Myriam Quéméner (Cour d'appel de Versailles ) "La police judiciaire pourra avoir recours à un cheval de Troie"

De nombreux textes et jurisprudence gagneraient à être mieux connus des entreprises, des DSI et des RSSI, pour lutter contre la cybercriminalité.

JDN Solutions. La loi française fournit-elle suffisamment d'outils pour lutter contre la cybercriminalité ?

Il est fréquent d'entendre que la législation en matière de cybermenaces est plus adaptée ailleurs ce qui est erroné car la loi française fournit un arsenal complet pour lutter contre la cybercriminalité. La loi dite Godfrain de 1988 réprime l'ensemble des attaques informatiques et les infractions d'escroqueries par exemple permettent de réprimer le phishing. La mise en œuvre est plus délicate. Il conviendrait aussi de renforcer les moyens en officiers de police judiciaire et en formation en la matière.

En outre, il existe de nombreux textes ou jurisprudences qui gagneraient à être mieux connus des entreprises. Encore faut-il que celles-ci portent les faits à la connaissance des services d'enquête et de la justice. Par ailleurs, il faut définir une réelle politique pénale au plan national pour lutter efficacement contre ce phénomène.

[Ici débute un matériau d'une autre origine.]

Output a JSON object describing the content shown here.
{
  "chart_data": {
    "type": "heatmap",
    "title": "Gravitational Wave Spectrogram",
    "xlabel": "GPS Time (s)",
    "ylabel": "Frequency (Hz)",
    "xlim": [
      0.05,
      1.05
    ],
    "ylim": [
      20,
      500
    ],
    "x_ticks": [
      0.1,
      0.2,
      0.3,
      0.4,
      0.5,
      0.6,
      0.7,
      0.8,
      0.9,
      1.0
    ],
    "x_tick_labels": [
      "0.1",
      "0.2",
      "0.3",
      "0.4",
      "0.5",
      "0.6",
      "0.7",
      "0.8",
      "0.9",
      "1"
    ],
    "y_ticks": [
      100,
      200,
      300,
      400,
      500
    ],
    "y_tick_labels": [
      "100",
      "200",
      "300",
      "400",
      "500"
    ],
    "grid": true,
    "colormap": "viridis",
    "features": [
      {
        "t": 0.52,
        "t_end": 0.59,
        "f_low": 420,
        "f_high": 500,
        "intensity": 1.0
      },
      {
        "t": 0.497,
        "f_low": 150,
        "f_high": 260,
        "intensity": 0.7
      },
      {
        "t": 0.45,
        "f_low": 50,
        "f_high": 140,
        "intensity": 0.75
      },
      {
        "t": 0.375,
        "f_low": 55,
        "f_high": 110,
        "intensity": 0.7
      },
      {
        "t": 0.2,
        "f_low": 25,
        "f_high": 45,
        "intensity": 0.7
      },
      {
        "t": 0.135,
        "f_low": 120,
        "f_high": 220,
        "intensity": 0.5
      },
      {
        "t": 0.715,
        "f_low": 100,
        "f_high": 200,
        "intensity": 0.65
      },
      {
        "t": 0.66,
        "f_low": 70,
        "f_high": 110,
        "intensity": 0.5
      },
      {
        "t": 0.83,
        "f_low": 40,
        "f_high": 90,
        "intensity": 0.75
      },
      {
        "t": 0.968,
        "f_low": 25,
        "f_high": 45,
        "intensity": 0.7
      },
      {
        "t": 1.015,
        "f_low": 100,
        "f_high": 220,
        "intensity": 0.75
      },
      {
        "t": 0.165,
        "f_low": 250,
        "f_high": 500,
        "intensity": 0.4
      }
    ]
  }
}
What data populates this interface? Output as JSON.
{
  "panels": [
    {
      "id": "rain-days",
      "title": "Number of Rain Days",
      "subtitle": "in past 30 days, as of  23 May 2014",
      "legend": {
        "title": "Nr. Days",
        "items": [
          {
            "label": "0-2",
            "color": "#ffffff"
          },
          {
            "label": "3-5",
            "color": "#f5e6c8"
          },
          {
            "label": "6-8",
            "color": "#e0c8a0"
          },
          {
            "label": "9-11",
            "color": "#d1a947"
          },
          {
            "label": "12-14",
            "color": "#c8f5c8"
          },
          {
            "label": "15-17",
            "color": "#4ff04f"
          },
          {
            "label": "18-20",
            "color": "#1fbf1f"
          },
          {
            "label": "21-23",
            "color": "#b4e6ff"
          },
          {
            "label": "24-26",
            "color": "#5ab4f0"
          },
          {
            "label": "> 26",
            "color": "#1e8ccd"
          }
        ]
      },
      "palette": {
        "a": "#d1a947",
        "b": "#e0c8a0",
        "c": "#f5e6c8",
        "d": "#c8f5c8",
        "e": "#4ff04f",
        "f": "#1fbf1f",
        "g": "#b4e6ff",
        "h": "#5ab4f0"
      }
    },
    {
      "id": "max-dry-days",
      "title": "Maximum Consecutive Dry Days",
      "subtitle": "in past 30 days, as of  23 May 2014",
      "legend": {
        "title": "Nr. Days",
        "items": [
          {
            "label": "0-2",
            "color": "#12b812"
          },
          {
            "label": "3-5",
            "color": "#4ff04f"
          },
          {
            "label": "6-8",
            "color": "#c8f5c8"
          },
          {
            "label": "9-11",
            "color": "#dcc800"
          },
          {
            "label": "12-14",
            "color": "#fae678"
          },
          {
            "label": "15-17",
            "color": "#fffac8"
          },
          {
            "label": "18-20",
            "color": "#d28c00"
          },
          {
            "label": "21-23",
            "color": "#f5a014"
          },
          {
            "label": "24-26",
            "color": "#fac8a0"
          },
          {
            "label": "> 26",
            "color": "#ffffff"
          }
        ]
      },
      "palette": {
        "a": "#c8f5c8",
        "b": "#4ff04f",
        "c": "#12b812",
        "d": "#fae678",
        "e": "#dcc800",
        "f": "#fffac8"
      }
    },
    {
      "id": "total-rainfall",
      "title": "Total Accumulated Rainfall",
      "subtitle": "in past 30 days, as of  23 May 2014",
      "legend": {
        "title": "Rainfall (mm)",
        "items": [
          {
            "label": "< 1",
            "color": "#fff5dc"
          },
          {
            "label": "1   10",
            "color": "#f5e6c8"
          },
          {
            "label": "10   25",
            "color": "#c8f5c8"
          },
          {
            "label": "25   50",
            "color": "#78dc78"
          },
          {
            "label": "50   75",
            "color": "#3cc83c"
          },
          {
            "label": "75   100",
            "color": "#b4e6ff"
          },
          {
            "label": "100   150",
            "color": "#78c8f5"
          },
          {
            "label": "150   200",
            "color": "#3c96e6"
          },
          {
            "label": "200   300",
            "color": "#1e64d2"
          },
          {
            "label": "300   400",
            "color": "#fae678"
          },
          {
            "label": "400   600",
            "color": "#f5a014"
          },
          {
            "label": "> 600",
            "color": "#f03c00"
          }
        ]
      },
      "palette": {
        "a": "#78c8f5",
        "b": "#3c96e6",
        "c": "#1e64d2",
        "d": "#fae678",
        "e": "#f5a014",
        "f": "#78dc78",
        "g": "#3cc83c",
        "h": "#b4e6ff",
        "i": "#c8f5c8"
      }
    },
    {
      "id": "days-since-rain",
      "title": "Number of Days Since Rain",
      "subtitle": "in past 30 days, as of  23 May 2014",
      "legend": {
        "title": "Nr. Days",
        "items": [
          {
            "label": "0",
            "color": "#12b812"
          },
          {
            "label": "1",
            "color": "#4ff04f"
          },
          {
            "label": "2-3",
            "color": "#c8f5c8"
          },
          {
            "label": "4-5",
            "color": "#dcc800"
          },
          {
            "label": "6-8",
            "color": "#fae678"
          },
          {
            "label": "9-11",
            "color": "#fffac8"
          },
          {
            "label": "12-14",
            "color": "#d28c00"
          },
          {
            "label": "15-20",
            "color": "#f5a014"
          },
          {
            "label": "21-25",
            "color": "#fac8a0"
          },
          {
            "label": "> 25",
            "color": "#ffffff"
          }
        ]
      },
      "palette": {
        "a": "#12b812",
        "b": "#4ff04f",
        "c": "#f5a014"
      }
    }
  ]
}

"La Lopssi prévoit par exemple la création d'une infraction d'usurpation d'identité en ligne"

Les cybercrimes se commettent souvent aussi à l'étranger... Que peut faire la loi et les entreprises françaises dans ce cas ?

Dans le cadre d'une cybercriminalité qui opère dans le monde entier, il est important que des investigations soient menées de façon cohérente et que des pays coopèrent. C'est le cas lorsqu'une adresse IP à l'origine d'un cybercrime est basée en dehors de l'Hexagone. La convention de Budapest sur la cybercriminalité a permis de faciliter certaines procédures.

Cependant, certains pays comme la Russie ou la Chine souhaitent que soit négociée une nouvelle convention universelle. Ces pays ne sont pas favorables à ce que des investigations soient effectuées sur leur territoire. Il reste aussi beaucoup de progrès à réaliser dans certains pays d'Europe de l'Est et en Afrique.

La Lopssi devait aussi aider les autorités dans leur lutte contre la cybercriminalité. Où en est-on ?

La Lopssi prévoit par exemple la création d'une infraction d'usurpation d'identité en ligne, des aggravations de peine lorsque la contrefaçon est commise en ligne. Le texte a été voté en deuxième lecture en janvier 2011 par le Sénat, et le Conseil constitutionnel qui a été saisi de son examen rendra sa décision mi-mars. Parmi les points qui s'annoncent délicats figurent le blocage des sites à caractère pornographique et la captation de données à distance pour les officiers de police judiciaire spécialement habilités qui pourront avoir recours à un cheval de Troie. Cela serait néanmoins réservé à des cas relevant de la criminalité organisée ou du terrorisme.

Juriste, diplômée de l'École supérieure des sciences commerciales d'Angers, Myriam Quéméner est magistrat au parquet général de la Cour d'appel de Versailles après avoir été sous-directrice à la direction des affaires criminelles et des grâces du ministère de la Justice. Auteur de "cybercriminalité, défi mondial" et de "Cybermenaces, entreprises, internautes", elle participe en tant qu'expert à des formations et séminaires relatifs à cette délinquance planétaire. Elle vient de faire paraître "Cybercriminalité, droit pénal appliqué" éditions Economica , co-écrit avec Yves Charpenel , avocat général à la Cour de cassation.